Ai fini della sicurezza urbana l’obiettivo da perseguire con gli abitanti è la partecipazione dei cittadini stessi alla gestione trasformativa dei propri conflitti, conflitti che nascono dalle modalità con le quali essi si approcciano alla soluzione dei propri problemi, dei propri bisogni e anche dei propri interessi di parte.

Uno dei presupposti fondamentali per creare condizioni di sicurezza è l’esistenza di un insieme di azioni, condizioni materiali, percezioni e rappresentazioni individuali che consentono, a singoli e gruppi, di avere la convinzione di essere in grado di fronteggiare un evento che potrebbe minacciarli, e si fonda sulla relazione, sulla rimessa in comunicazione dei soggetti, sulla garanzia dell’esercizio dei propri diritti. Per questo c’è bisogno di una comunità locale, della sua partecipazione, di cittadini che direttamente si fanno carico di azioni tese al miglioramento della qualità della vita. In tale direzione, lo strumento della mediazione sociale sui territori, affiancato in modo sinergico ad una pluralità di altre azioni, sembra essere quello più adeguato ed innovativo, essendo esso stesso fondato su tale principio partecipativo. Il soggetto umano viene reintrodotto nel pensiero sul territorio in quanto primo attore, cittadino titolare di diritti, soggetto attivo, capace di azioni, di progettualità, di strategia.
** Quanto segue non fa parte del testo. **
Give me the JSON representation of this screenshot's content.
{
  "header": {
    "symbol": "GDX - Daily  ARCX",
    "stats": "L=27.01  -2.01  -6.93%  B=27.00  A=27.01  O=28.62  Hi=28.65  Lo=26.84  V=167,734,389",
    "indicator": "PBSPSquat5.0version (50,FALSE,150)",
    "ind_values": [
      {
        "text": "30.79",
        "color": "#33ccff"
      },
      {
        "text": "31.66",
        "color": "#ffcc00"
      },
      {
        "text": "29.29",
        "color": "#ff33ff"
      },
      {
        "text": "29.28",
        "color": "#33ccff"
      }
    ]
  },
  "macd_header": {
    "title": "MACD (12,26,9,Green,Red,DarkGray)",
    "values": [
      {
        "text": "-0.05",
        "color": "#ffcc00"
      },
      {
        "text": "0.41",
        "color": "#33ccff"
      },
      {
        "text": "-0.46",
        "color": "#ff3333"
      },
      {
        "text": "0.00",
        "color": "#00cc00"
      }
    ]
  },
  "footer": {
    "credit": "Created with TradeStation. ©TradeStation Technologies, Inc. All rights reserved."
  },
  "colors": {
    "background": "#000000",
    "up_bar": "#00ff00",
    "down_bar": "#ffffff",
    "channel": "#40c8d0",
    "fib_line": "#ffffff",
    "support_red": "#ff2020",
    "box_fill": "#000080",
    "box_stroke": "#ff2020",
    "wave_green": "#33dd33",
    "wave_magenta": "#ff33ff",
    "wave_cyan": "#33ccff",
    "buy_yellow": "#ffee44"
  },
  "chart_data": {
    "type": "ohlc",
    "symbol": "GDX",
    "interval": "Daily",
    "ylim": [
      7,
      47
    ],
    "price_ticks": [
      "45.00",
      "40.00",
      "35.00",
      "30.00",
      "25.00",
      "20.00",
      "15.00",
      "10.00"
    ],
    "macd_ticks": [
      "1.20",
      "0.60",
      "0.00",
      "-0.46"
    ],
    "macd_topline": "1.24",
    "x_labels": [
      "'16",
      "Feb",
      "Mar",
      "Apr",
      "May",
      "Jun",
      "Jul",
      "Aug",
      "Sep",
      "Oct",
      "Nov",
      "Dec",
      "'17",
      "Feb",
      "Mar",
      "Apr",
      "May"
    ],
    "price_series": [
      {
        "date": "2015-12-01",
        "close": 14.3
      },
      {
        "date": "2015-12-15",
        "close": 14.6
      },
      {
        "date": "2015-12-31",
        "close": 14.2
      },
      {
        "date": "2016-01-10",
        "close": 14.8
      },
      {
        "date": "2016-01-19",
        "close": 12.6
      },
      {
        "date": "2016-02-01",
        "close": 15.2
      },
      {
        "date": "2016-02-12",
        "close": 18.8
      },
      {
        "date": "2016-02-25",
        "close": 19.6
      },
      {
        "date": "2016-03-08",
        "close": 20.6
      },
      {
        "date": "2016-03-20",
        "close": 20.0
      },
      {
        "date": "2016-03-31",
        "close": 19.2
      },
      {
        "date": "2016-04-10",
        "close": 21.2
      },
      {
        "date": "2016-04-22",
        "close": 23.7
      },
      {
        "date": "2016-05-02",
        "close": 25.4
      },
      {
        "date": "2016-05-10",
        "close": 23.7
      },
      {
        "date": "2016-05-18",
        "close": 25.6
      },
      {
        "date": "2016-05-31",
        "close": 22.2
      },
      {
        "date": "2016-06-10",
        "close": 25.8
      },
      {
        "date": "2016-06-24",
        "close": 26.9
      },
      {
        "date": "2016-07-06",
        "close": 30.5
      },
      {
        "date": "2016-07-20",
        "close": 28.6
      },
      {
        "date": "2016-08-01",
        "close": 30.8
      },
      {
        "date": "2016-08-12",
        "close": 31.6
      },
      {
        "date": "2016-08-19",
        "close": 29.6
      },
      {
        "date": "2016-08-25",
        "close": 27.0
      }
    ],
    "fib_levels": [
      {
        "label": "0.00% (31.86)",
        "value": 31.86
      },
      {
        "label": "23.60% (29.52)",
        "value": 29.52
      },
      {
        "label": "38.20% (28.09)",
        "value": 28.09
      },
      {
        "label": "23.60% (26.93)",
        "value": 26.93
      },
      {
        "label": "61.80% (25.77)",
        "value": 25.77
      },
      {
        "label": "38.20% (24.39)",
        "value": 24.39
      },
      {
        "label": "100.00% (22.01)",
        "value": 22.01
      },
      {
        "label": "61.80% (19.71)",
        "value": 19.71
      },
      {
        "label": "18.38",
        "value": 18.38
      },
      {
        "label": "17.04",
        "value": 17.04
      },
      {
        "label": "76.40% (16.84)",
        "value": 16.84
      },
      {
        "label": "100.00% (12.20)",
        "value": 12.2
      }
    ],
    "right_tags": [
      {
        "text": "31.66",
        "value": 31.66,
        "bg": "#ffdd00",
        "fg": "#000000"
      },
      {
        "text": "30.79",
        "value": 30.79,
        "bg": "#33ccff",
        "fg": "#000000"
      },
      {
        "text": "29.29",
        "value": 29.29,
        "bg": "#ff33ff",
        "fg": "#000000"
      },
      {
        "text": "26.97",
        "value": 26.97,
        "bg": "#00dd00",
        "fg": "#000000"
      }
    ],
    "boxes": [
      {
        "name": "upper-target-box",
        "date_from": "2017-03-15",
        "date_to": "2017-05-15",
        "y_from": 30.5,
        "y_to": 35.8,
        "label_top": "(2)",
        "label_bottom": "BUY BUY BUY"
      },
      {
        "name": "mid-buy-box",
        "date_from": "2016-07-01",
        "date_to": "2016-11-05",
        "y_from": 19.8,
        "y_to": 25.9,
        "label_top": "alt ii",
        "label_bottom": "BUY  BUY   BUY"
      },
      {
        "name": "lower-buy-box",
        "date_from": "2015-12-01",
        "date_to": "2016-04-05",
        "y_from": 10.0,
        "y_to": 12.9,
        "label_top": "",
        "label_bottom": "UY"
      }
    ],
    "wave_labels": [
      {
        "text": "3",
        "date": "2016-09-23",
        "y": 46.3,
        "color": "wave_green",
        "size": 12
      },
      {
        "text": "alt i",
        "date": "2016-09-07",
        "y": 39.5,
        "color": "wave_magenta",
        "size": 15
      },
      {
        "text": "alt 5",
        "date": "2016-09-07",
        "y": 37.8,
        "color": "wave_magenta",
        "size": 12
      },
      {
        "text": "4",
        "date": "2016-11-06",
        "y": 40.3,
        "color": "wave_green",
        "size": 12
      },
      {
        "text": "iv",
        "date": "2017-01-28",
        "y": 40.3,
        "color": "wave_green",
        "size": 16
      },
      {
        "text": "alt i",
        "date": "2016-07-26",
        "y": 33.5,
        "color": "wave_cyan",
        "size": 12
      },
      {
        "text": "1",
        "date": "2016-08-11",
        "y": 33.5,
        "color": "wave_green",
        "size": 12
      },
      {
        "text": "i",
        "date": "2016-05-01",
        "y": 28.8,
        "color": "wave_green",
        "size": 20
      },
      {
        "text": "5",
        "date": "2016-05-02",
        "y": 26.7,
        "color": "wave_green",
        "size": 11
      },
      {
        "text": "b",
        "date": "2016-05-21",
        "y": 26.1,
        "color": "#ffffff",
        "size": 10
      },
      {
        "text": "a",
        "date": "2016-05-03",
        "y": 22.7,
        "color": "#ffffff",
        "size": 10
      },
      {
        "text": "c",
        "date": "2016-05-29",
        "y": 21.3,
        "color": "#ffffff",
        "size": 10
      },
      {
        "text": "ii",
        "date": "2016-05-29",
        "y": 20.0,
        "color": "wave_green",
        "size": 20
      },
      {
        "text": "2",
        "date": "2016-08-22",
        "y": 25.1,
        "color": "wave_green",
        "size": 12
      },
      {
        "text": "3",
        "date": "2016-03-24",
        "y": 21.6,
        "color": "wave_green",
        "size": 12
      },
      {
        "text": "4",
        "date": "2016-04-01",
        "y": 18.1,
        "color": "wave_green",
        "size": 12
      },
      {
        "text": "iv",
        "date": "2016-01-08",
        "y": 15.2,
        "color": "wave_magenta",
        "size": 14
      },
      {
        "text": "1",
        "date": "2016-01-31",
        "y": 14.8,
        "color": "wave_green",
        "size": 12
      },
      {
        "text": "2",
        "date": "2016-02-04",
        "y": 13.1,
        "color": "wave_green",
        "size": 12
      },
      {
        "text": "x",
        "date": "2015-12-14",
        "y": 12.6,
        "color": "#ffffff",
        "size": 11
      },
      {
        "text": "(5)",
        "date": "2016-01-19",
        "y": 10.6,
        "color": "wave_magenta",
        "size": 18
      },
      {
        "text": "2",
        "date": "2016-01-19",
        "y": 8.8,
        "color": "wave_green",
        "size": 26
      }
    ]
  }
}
Le pratiche di mediazione risalgono agli anni ’60 e ’70 negli Stati Uniti e, all’inizio, esse si presentavano come forme di ricomposizione dei conflitti fra singoli individui. In tale ambito la mediazione ha avuto modo di definirsi, costruire la propria pratica, gettare la basi per costituirsi come metodologia. Il mediatore si presenta come soggetto terzo, imparziale, accettato dalle parti in causa; il suo compito non è quello di emettere un giudizio ma di aiutare i contendenti a trovare un accordo che soddisfi ambedue le parti. Dunque mediazione come possibilità di trovare un accordo nel quale alla fine ‘vincono tutti’.

Il primo atto fondamentale consiste nel rimettere in comunicazione i confliggenti, attraverso questo passaggio le parti esprimono il proprio punto di vista e chiariscono i loro reali interessi, soprattutto, sentono quali siano i problemi reali, i sentimenti, gli interessi della controparte. La mediazione crea così uno ‘spazio protetto’, nel quale può maturare una comprensione reciproca e una progettualità condivisa.

Si introduce così una prospettiva di dialogo. Ricostruendo il dialogo nelle sue forme più immediate, attraverso il confronto e lo scambio di opinioni ed esperienze, realizzando l’obiettivo dell’azione costruttiva, si consente una espressione più matura del diritto di cittadinanza. Un diritto che si afferma nella ricerca e nella costruzione di forme di convivenza che partono “dal basso”, dalla prossimità, nei linguaggi più immediati e comprensibili, dando l’opportunità ai cittadini di essere soggetti attivi. È in questo modo che si ha la possibilità di creare un circuito virtuoso tra il cittadino, il territorio, il suo ambiente di vita.

In questa ottica la mediazione sociale territoriale non agisce solo sul terreno della mediazione dei conflitti ma diviene strumento necessario per prassi di integrazione sociale, di community care, di empowerment, di educativa territoriale, di progettazione partecipata, nella convinzione che tali prassi siano funzionali alle politiche di sicurezza urbana, nella misura in cui esse abbiano come obiettivo la creazione di una società decente[1] in cui si lavori per evitare l’umiliazione e per il riconoscimento profondo delle persone.

[1] A. Margalit, La società decente, Guerini Associati, 1998.

“Homo sum, humani nihil a me alienum puto.”